In his own movement back to a religious Judaism, Podhoretz became increasingly appreciative of writers such as William F. Buckley Jr., Richard John Neuhaus, and other Christians and moderates who had retained a global sense of the evils of Communism and the opposite local dangers of a radical, immoralist, egotistical libertinism, especially “the antinomian propaganda Ginsberg had done as much as anyone else to spread.” Partly made repentant, like so many French leftists and aesthetes in the late ’70s, by the noble life and work of Solzhenitsyn, Podhoretz increasingly saw Mailer as pathological: his “hip” existentialist nihilism an excuse for gross hedonism, promiscuity, infidelity, violence (especially toward women), and ludicrous, feckless, histrionic posturing. Though he helped keep Mailer out of jail and a mental hospital after he had stabbed and dangerously wounded one of his six wives, he found Mailer’s transgressive behavior and writing — especially his “wild promiscuity, both in and between marriages,” and his lyrical, sadistic, macho praise of anal rape — increasingly revolting and destructive. Yet “the more outrageously Mailer behaved, the more admiration he brought upon himself from the spreading radical culture of the 1960s.”

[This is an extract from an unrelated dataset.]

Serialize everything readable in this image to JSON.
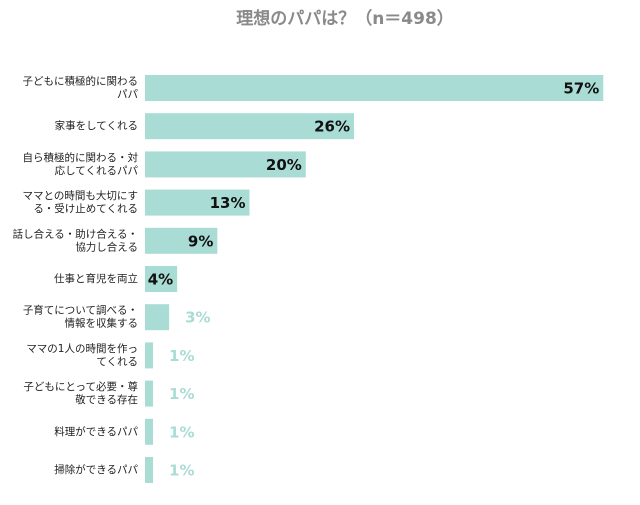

And Podhoretz realized that Ginsberg and Mailer, with the active commercial collusion of Sixth Avenue, Madison Avenue, Hollywood, and the radicalized academy, were making good on Ginsberg’s 1958 threat to get at normal people “through [their] children.” The acids of the increasingly vulgar “rock” culture, with massive audio-visual means, eroded family and religious, scholastic, and patriotic affiliations and traditions. The intelligibility, credibility, and value of the American republic of Hamilton (himself a poor immigrant), Lincoln, the two Roosevelts, Truman, Eisenhower, and millions of immigrants were increasingly opaque and unavailable for transmission or imitation. The new, funky aesthetic of outrageous self-assertion had overshadowed, while assaulting and mocking, the old folk aesthetic that valued and depicted normal distinctions between good and evil, right and wrong, beauty and ugliness, worth and nihilism. The antinomian Brahmin Emerson had decisively triumphed over the ethically orthodox Hawthorne; the “barbaric yawp” of the bombastic braggart Whitman over the poetics and poetry of Emily Dickinson and Longfellow; slick, telegenic, amoral politicians over the sturdy Truman and Eisenhower. And Ginsberg and Mailer and their epigones were triumphing over the traditional high literature of the English language that had been so reverently valued by Trilling and Leavis at Columbia and Cambridge, along with what John Erskine, and Trilling following him, called “the moral obligation to be intelligent.”
A great culture even in its desuetude retains the capacity for self-renewal from its “saving remnant,” as Matthew Arnold wisely put it, adapting an ancient Hebraic concept. Pasternak, Solzhenitsyn, the Mandelstams, and the other great dissident writers led such a renewal for Russia; Bernanos, Claudel, Mauriac, and Malraux in literature, Maritain, Gilson, and Raymond Aron in philosophy, and de Gaulle in politics for France; Silone in literature, Salvemini in history, and Sturzo and de Gasperi in politics for Italy; Czeslaw Milosz and Karol Wojtyla for Poland. In this kind of noble and enviable company Norman Podhoretz, like his contemporaries Saul Bellow and William F. Buckley Jr., has a well-deserved place.
— M. D. Aeschliman is professor emeritus of education at Boston University and professor of Anglophone culture at the University of Italian Switzerland. His essay on Norman Mailer and Saul Bellow, “The Big Empty and a Silver Voice,” appeared in National Review, April 7, 2008. Ignatius Press recently published his new edition of Charles Dickens’s A Tale of Two Cities.